A 79-year-old man with no previous history of cancer presented with exertional dyspnea and cyanosis. The patient had a history of sick sinus syndrome, heart block, and the placement of a pacemaker. He also had at least three bowel obstructions in the past, each requiring admission to the hospital for 2 to 3 days, with each resolving spontaneously. Further investigation of the obstruction included a colonoscopy and computed tomographic scans that only demonstrated a stable 3.5 cm liver mass, but no clear cause of obstruction. In recent years, he began to experience increasing dyspnea on exertion. He did not report any flushing or diarrhea symptoms. An echocardiogram revealed severe abnormality of septal motion. A large ovoid intramural mass measuring 3 cm in diameter was noted in the right ventricular cavity adjacent to and confluent with the septal musculature (Fig 1).
The aortic valve demonstrated moderate thickening and moderate calcifications with trace insufficiency. The mitral valve was structurally normal with mild to moderate regurgitation. The left atrium was moderately dilated. The tricuspid valve showed mild to moderate regurgitation and some evidence of right ventricular hypertrophy. An endomyocardial biopsy was then performed and at that time seemed most consistent with a myxoma.
At operation, a 3 x 4 cm mass was excised through a right ventriculotomy. Immunoperoxidase staining was strongly positive for chromogranins, weakly positive for synaptophysin, and negative for leukocyte common antigen, cytokeratin 7, and cytokeratin 20. Final pathology was consistent with metastatic carcinoid tumor infiltrating myocardial tissue.
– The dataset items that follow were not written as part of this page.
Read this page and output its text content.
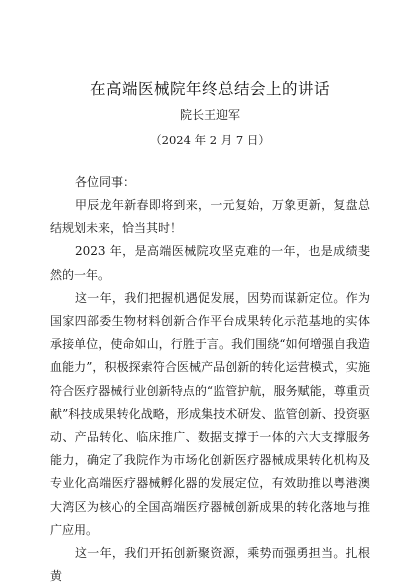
在高端医械院年终总结会上的讲话
院长王迎军
（2024 年 2 月 7 日）
各位同事：

甲辰龙年新春即将到来，一元复始，万象更新，复盘总结规划未来，恰当其时！

2023 年，是高端医械院攻坚克难的一年，也是成绩斐然的一年。

这一年，我们把握机遇促发展，因势而谋新定位。作为国家四部委生物材料创新合作平台成果转化示范基地的实体承接单位，使命如山，行胜于言。我们围绕“如何增强自我造血能力”，积极探索符合医械产品创新的转化运营模式，实施符合医疗器械行业创新特点的“监管护航，服务赋能，尊重贡献”科技成果转化战略，形成集技术研发、监管创新、投资驱动、产品转化、临床推广、数据支撑于一体的六大支撑服务能力，确定了我院作为市场化创新医疗器械成果转化机构及专业化高端医疗器械孵化器的发展定位，有效助推以粤港澳大湾区为核心的全国高端医疗器械创新成果的转化落地与推广应用。

这一年，我们开拓创新聚资源，乘势而强勇担当。扎根黄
A follow-up computed tomographic scan revealed multiple metastatic lesions in the liver of which the largest was 5.6 x 4.1 cm. A new 4.6 x 2.8 cm mesenteric mass was noted within the mesentery that extended to involve 12 to 15 cm of distal small bowel in the right lower quadrant. This was most consistent with the primary carcinoid tumor. Postoperatively the patient has been observed with close follow-up. Presently at 2 years after diagnosis, he is alive and well. Though he still has a persistent complaint of dyspnea with exertion, there is no evidence of additional cardiac implantation, tumor growth, or valvular disease.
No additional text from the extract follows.